Alfred R. Berkeley III, a 6 feet 3 inch former rugby player, once shouldered a cow onto the roof of a university building.

That college prank, however, does not compare with a much weightier matter now on his shoulders supporting the world's second-largest stock market, arguably through the most tumultuous period in its history.

Even so, Berkeley does not underestimate a challenge, including that now infamous prank 32 years ago at his alma mater, the University of Virginia, where a 250-pound black Angus was summoned to action.

"Oh, no," Berkeley recalled in an interview with Traders Magazine, "it was a lot heavier than that."

The Hot Seat

Berkeley is no longer playing pranks, and life is much busier. Berkeley, in fact, hasn't had many slow days since he became president of Nasdaq in June 1996. "I don't know that I fully comprehended how much of a hot seat it would be," he said. "But I'll tell you, I'm absolutely convinced we're doing the right thing."

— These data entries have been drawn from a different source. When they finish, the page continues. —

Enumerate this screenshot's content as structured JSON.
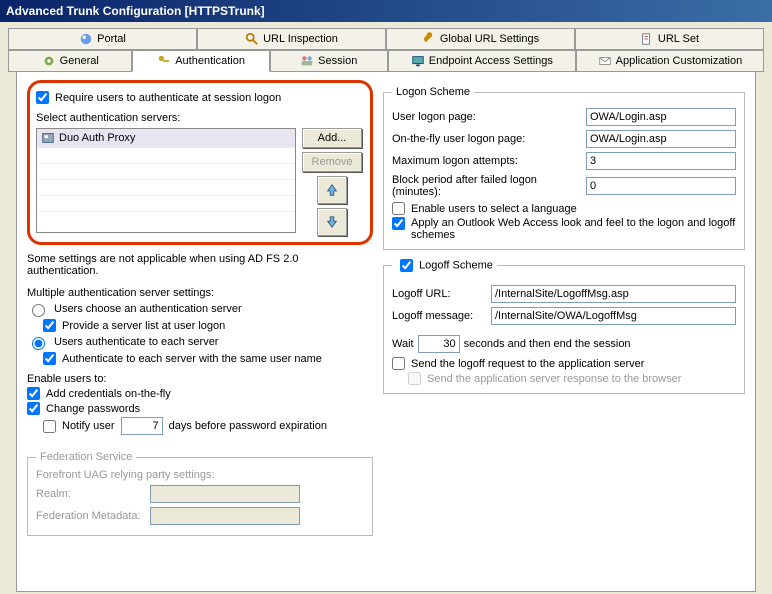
{
  "window_title": "Advanced Trunk Configuration [HTTPSTrunk]",
  "tabs_row1": {
    "portal": "Portal",
    "url_inspection": "URL Inspection",
    "global_url": "Global URL Settings",
    "url_set": "URL Set"
  },
  "tabs_row2": {
    "general": "General",
    "authentication": "Authentication",
    "session": "Session",
    "endpoint": "Endpoint Access Settings",
    "app_custom": "Application Customization"
  },
  "left": {
    "require_auth": "Require users to authenticate at session logon",
    "select_servers": "Select authentication servers:",
    "server0": "Duo Auth Proxy",
    "add_btn": "Add...",
    "remove_btn": "Remove",
    "adfs_note": "Some settings are not applicable when using AD FS 2.0 authentication.",
    "multi_heading": "Multiple authentication server settings:",
    "radio_users_choose": "Users choose an authentication server",
    "provide_list": "Provide a server list at user logon",
    "radio_users_each": "Users authenticate to each server",
    "auth_each_same": "Authenticate to each server with the same user name",
    "enable_users_to": "Enable users to:",
    "add_cred": "Add credentials on-the-fly",
    "change_pw": "Change passwords",
    "notify_user": "Notify user",
    "notify_days_value": "7",
    "notify_days_after": "days before password expiration",
    "fed_legend": "Federation Service",
    "fed_settings": "Forefront UAG relying party settings:",
    "realm": "Realm:",
    "fed_meta": "Federation Metadata:"
  },
  "right": {
    "logon_legend": "Logon Scheme",
    "user_logon_page": "User logon page:",
    "user_logon_val": "OWA/Login.asp",
    "onfly_page": "On-the-fly user logon page:",
    "onfly_val": "OWA/Login.asp",
    "max_attempts": "Maximum logon attempts:",
    "max_attempts_val": "3",
    "block_period": "Block period after failed logon (minutes):",
    "block_period_val": "0",
    "enable_lang": "Enable users to select a language",
    "apply_owa": "Apply an Outlook Web Access look and feel to the logon and logoff schemes",
    "logoff_legend": "Logoff Scheme",
    "logoff_url": "Logoff URL:",
    "logoff_url_val": "/InternalSite/LogoffMsg.asp",
    "logoff_msg": "Logoff message:",
    "logoff_msg_val": "/InternalSite/OWA/LogoffMsg",
    "wait": "Wait",
    "wait_val": "30",
    "wait_after": "seconds and then end the session",
    "send_logoff": "Send the logoff request to the application server",
    "send_app_resp": "Send the application server response to the browser"
  }
}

Well, he proved that before. "He was always very much a deep thinker, and very sure of himself," said Mike Murphy, a former equity trader and partner at Alex. Brown & Sons, who worked years ago with Berkeley, then an analyst at the blue-blooded Baltimore-based firm.

Murphy, now head of trading at New York-based buy-side firm Kerns Capital Management, added that like many people at the firm back in the 1970s, Berkeley wore many hats. "He was even involved in institutional marketing," Murphy recalled. "He was smart and he helped turn Alex. Brown into a national-type firm."

The challenge today is different. The National Association of Securities Dealers is being remade from the ground up, and one of Berkeley's first jobs when he arrived was to implement the Securities and Exchange Commission's order handling rules.

More recently, Nasdaq's plan for a consolidated limit-order book was announced in December 1997, soon followed by what many traders considered another bombshell a proposal to weld Durango, Colo.-based OptiMark Technologies' trading system to the Nasdaq platform.

No Trading Background.

On the face of it, Nasdaq is in the throes of a revolution. And in the middle is a man who's the first to admit he has no trading background no experience making markets, running a Nasdaq desk or executing orders.

If ever a job description guaranteed headaches, sleepless nights and early burnout, this sounds like the one.

So how come Berkeley seems to be having the time of his life? And who is he?

Born in 1944, Berkeley grew up in Charlotte, N.C., and graduated from the University of Virginia in 1966 with a degree in English. He added a master's degree from the University of Pennsylvania's Wharton School of Business in 1968, then served four years in the U.S. Air Force, discharged with the rank of captain. In 1972, he took a job as a research analyst at Alex. Brown.